Allora con il dorso della mano ti sei asciugata le lacrime
guardando verso di me!
E io di fronte a quel gesto, mi sono dovuta controllare.
Ho sentito il mio cuore di madre tremarmi in petto,
poi ti ho detto: Scappa! Corri dai nostri amici
e di’ che stamattina hanno arrestato tua madre,
e ho visto la tua fragile figura scomparire dietro l’angolo
mentre quei bruti cercavano
sul mio viso il dolore
provocato dalla tua partenza,
ma non l’hanno avuta vinta.
Io non ho pianto.
Ascoltami, figlia mia, ho fede nell’avvenire,
ma da questa dura lotta
potrei non tornare mai più.
E allora, piccola mia, non devi mai dimenticare,
e quando sarai donna, dovrai fare il tuo dovere,
perché cose simili non possano mai più accadere.

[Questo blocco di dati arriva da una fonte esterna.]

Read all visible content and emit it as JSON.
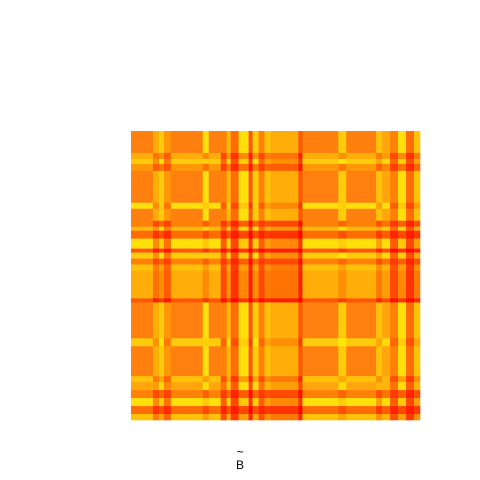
{
  "chart_data": {
    "type": "heatmap",
    "title": "",
    "xlabel": "B",
    "xlabel_accent": "~",
    "ylabel": "",
    "n": 290,
    "colormap": "hot",
    "colors": {
      "red": "#ff0000",
      "orange": "#ff7f0f",
      "yellow": "#ffe60a",
      "light": "#ffea3c"
    },
    "grid": false,
    "legend": "none",
    "band_levels": [
      {
        "from": 0,
        "to": 22,
        "level": 0.35
      },
      {
        "from": 22,
        "to": 28,
        "level": 0.75
      },
      {
        "from": 28,
        "to": 33,
        "level": 0.55
      },
      {
        "from": 33,
        "to": 40,
        "level": 0.8
      },
      {
        "from": 40,
        "to": 72,
        "level": 0.35
      },
      {
        "from": 72,
        "to": 78,
        "level": 0.6
      },
      {
        "from": 78,
        "to": 90,
        "level": 0.35
      },
      {
        "from": 90,
        "to": 96,
        "level": 0.85
      },
      {
        "from": 96,
        "to": 100,
        "level": 0.5
      },
      {
        "from": 100,
        "to": 108,
        "level": 0.9
      },
      {
        "from": 108,
        "to": 118,
        "level": 0.6
      },
      {
        "from": 118,
        "to": 122,
        "level": 0.95
      },
      {
        "from": 122,
        "to": 128,
        "level": 0.55
      },
      {
        "from": 128,
        "to": 134,
        "level": 0.85
      },
      {
        "from": 134,
        "to": 140,
        "level": 0.7
      },
      {
        "from": 140,
        "to": 168,
        "level": 0.75
      },
      {
        "from": 168,
        "to": 172,
        "level": 0.95
      },
      {
        "from": 172,
        "to": 208,
        "level": 0.35
      },
      {
        "from": 208,
        "to": 216,
        "level": 0.55
      },
      {
        "from": 216,
        "to": 246,
        "level": 0.35
      },
      {
        "from": 246,
        "to": 252,
        "level": 0.7
      },
      {
        "from": 252,
        "to": 260,
        "level": 0.45
      },
      {
        "from": 260,
        "to": 268,
        "level": 0.85
      },
      {
        "from": 268,
        "to": 276,
        "level": 0.6
      },
      {
        "from": 276,
        "to": 284,
        "level": 0.9
      },
      {
        "from": 284,
        "to": 290,
        "level": 0.7
      }
    ]
  }
}
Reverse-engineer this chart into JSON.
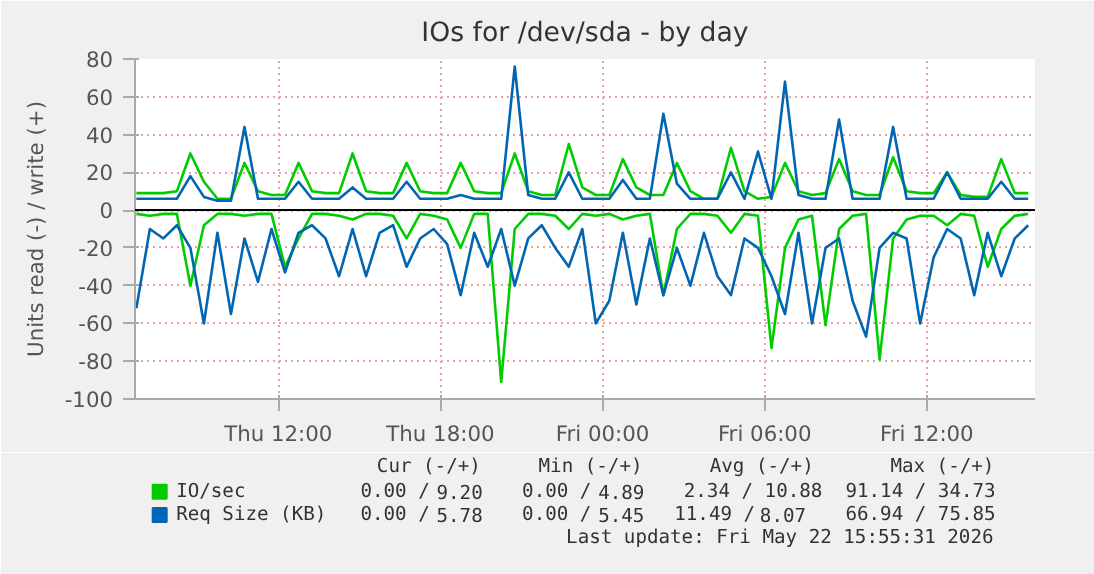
{
  "chart_data": {
    "type": "line",
    "title": "IOs for /dev/sda - by day",
    "ylabel": "Units read (-) / write (+)",
    "x": [
      "2026-05-21T06:45",
      "2026-05-21T07:15",
      "2026-05-21T07:45",
      "2026-05-21T08:15",
      "2026-05-21T08:45",
      "2026-05-21T09:15",
      "2026-05-21T09:45",
      "2026-05-21T10:15",
      "2026-05-21T10:45",
      "2026-05-21T11:15",
      "2026-05-21T11:45",
      "2026-05-21T12:15",
      "2026-05-21T12:45",
      "2026-05-21T13:15",
      "2026-05-21T13:45",
      "2026-05-21T14:15",
      "2026-05-21T14:45",
      "2026-05-21T15:15",
      "2026-05-21T15:45",
      "2026-05-21T16:15",
      "2026-05-21T16:45",
      "2026-05-21T17:15",
      "2026-05-21T17:45",
      "2026-05-21T18:15",
      "2026-05-21T18:45",
      "2026-05-21T19:15",
      "2026-05-21T19:45",
      "2026-05-21T20:15",
      "2026-05-21T20:45",
      "2026-05-21T21:15",
      "2026-05-21T21:45",
      "2026-05-21T22:15",
      "2026-05-21T22:45",
      "2026-05-21T23:15",
      "2026-05-21T23:45",
      "2026-05-22T00:15",
      "2026-05-22T00:45",
      "2026-05-22T01:15",
      "2026-05-22T01:45",
      "2026-05-22T02:15",
      "2026-05-22T02:45",
      "2026-05-22T03:15",
      "2026-05-22T03:45",
      "2026-05-22T04:15",
      "2026-05-22T04:45",
      "2026-05-22T05:15",
      "2026-05-22T05:45",
      "2026-05-22T06:15",
      "2026-05-22T06:45",
      "2026-05-22T07:15",
      "2026-05-22T07:45",
      "2026-05-22T08:15",
      "2026-05-22T08:45",
      "2026-05-22T09:15",
      "2026-05-22T09:45",
      "2026-05-22T10:15",
      "2026-05-22T10:45",
      "2026-05-22T11:15",
      "2026-05-22T11:45",
      "2026-05-22T12:15",
      "2026-05-22T12:45",
      "2026-05-22T13:15",
      "2026-05-22T13:45",
      "2026-05-22T14:15",
      "2026-05-22T14:45",
      "2026-05-22T15:15",
      "2026-05-22T15:45"
    ],
    "xlim": [
      "2026-05-21T06:42",
      "2026-05-22T16:00"
    ],
    "xticks": [
      {
        "value": "2026-05-21T12:00",
        "label": "Thu 12:00"
      },
      {
        "value": "2026-05-21T18:00",
        "label": "Thu 18:00"
      },
      {
        "value": "2026-05-22T00:00",
        "label": "Fri 00:00"
      },
      {
        "value": "2026-05-22T06:00",
        "label": "Fri 06:00"
      },
      {
        "value": "2026-05-22T12:00",
        "label": "Fri 12:00"
      }
    ],
    "ylim": [
      -100,
      80
    ],
    "yticks": [
      -100,
      -80,
      -60,
      -40,
      -20,
      0,
      20,
      40,
      60,
      80
    ],
    "series": [
      {
        "color": "#00cc00",
        "values": [
          -2,
          -3,
          -2,
          -2,
          -40,
          -8,
          -2,
          -2,
          -3,
          -2,
          -2,
          -30,
          -15,
          -2,
          -2,
          -3,
          -5,
          -2,
          -2,
          -3,
          -15,
          -2,
          -3,
          -5,
          -20,
          -2,
          -2,
          -91,
          -10,
          -2,
          -2,
          -3,
          -10,
          -2,
          -3,
          -2,
          -5,
          -3,
          -2,
          -45,
          -10,
          -2,
          -2,
          -3,
          -12,
          -2,
          -3,
          -73,
          -20,
          -5,
          -3,
          -61,
          -10,
          -3,
          -2,
          -79,
          -15,
          -5,
          -3,
          -3,
          -8,
          -2,
          -3,
          -30,
          -10,
          -3,
          -2
        ]
      },
      {
        "name": "IO/sec",
        "color": "#00cc00",
        "values": [
          9,
          9,
          9,
          10,
          30,
          15,
          6,
          6,
          25,
          10,
          8,
          8,
          25,
          10,
          9,
          9,
          30,
          10,
          9,
          9,
          25,
          10,
          9,
          9,
          25,
          10,
          9,
          9,
          30,
          10,
          8,
          8,
          35,
          12,
          8,
          8,
          27,
          12,
          8,
          8,
          25,
          10,
          6,
          6,
          33,
          10,
          6,
          7,
          25,
          10,
          8,
          9,
          27,
          10,
          8,
          8,
          28,
          10,
          9,
          9,
          20,
          8,
          7,
          7,
          27,
          9,
          9
        ]
      },
      {
        "color": "#0066b3",
        "values": [
          -52,
          -10,
          -15,
          -8,
          -20,
          -60,
          -12,
          -55,
          -15,
          -38,
          -10,
          -33,
          -12,
          -8,
          -15,
          -35,
          -10,
          -35,
          -12,
          -8,
          -30,
          -15,
          -10,
          -18,
          -45,
          -12,
          -30,
          -10,
          -40,
          -15,
          -8,
          -20,
          -30,
          -10,
          -60,
          -48,
          -12,
          -50,
          -15,
          -45,
          -20,
          -40,
          -12,
          -35,
          -45,
          -15,
          -20,
          -35,
          -55,
          -12,
          -60,
          -20,
          -15,
          -48,
          -67,
          -20,
          -12,
          -15,
          -60,
          -25,
          -10,
          -15,
          -45,
          -12,
          -35,
          -15,
          -8
        ]
      },
      {
        "name": "Req Size (KB)",
        "color": "#0066b3",
        "values": [
          6,
          6,
          6,
          6,
          18,
          7,
          5,
          5,
          44,
          6,
          6,
          6,
          15,
          6,
          6,
          6,
          12,
          6,
          6,
          6,
          15,
          6,
          6,
          6,
          8,
          6,
          6,
          6,
          76,
          8,
          6,
          6,
          20,
          6,
          6,
          6,
          16,
          6,
          6,
          51,
          14,
          6,
          6,
          6,
          20,
          6,
          31,
          6,
          68,
          8,
          6,
          6,
          48,
          6,
          6,
          6,
          44,
          6,
          6,
          6,
          20,
          6,
          6,
          6,
          15,
          6,
          6
        ]
      }
    ],
    "ref_lines": [
      {
        "axis": "y",
        "value": 0,
        "color": "#000000"
      }
    ],
    "grid": true,
    "legend": "bottom",
    "marker": "none",
    "line_style": "solid",
    "annotations": [
      "Cur (-/+)        Min (-/+)         Avg (-/+)          Max (-/+)",
      "0.00 /  9.20     0.00 /  4.89     2.34 / 10.88     91.14 / 34.73",
      "0.00 /  5.78     0.00 /  5.45    11.49 /  8.07     66.94 / 75.85",
      "Last update: Fri May 22 15:55:31 2026"
    ]
  }
}
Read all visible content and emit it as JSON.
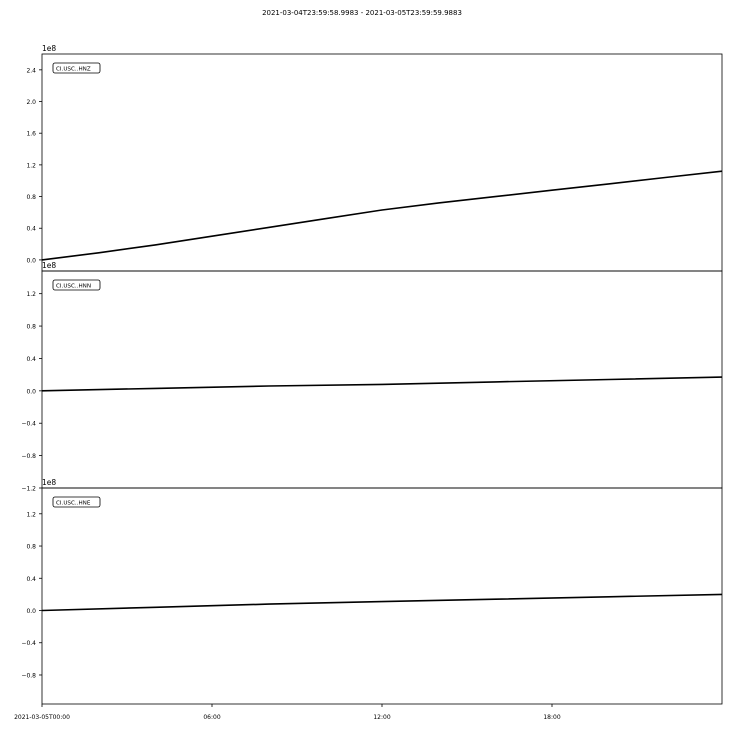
{
  "title": "2021-03-04T23:59:58.9983  -  2021-03-05T23:59:59.9883",
  "x_tick_labels": [
    "2021-03-05T00:00",
    "06:00",
    "12:00",
    "18:00"
  ],
  "chart_data": [
    {
      "type": "line",
      "label": "CI.USC..HNZ",
      "offset_text": "1e8",
      "yticks": [
        0.0,
        0.4,
        0.8,
        1.2,
        1.6,
        2.0,
        2.4
      ],
      "ylim": [
        -0.14,
        2.6
      ],
      "xlim_hours": [
        0,
        24
      ],
      "x_hours": [
        0,
        2,
        4,
        6,
        8,
        10,
        12,
        14,
        16,
        18,
        20,
        22,
        24
      ],
      "y": [
        0.0,
        0.09,
        0.19,
        0.3,
        0.41,
        0.52,
        0.63,
        0.72,
        0.8,
        0.88,
        0.96,
        1.04,
        1.12
      ]
    },
    {
      "type": "line",
      "label": "CI.USC..HNN",
      "offset_text": "1e8",
      "yticks": [
        -1.2,
        -0.8,
        -0.4,
        0.0,
        0.4,
        0.8,
        1.2
      ],
      "ylim": [
        -1.2,
        1.48
      ],
      "xlim_hours": [
        0,
        24
      ],
      "x_hours": [
        0,
        4,
        8,
        12,
        16,
        20,
        24
      ],
      "y": [
        0.0,
        0.03,
        0.06,
        0.08,
        0.11,
        0.14,
        0.17
      ]
    },
    {
      "type": "line",
      "label": "CI.USC..HNE",
      "offset_text": "1e8",
      "yticks": [
        -0.8,
        -0.4,
        0.0,
        0.4,
        0.8,
        1.2
      ],
      "ylim": [
        -1.16,
        1.52
      ],
      "xlim_hours": [
        0,
        24
      ],
      "x_hours": [
        0,
        4,
        8,
        12,
        16,
        20,
        24
      ],
      "y": [
        0.0,
        0.04,
        0.08,
        0.11,
        0.14,
        0.17,
        0.2
      ]
    }
  ]
}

(traduzione di Jessy Simonini)
Leggendo questa poesia, è difficile non ritrovarvi gli accenti diffusi nelle Lettere di condannati a morte della resistenza europea (Einaudi, 1963). Nella Prefazione (1954), Thomas Mann opponeva la loro carica di speranza a una situazione che descriveva così: “Viviamo in un mondo di perfida regressione, in cui un odio superstizioso e avido di persecuzione si accoppia al terror panico; in un mondo alla cui insufficienza intellettuale e morale il destino ha affidato armi distruttive di raccapricciante violenza […] L’abbassamento del livello intellettuale, la paralisi della cultura, la supina accettazione dei misfatti di una giustizia politicizzata, il gerarchismo, la cieca avidità di guadagno […] prodotti, o in ogni caso promossi, da due guerre mondiali, sono una cattiva garanzia contro lo scoppio di una terza, che significherebbe la fine della civiltà”.
Parole sorprendentemente attuali che possono accompagnare anche questa antologia.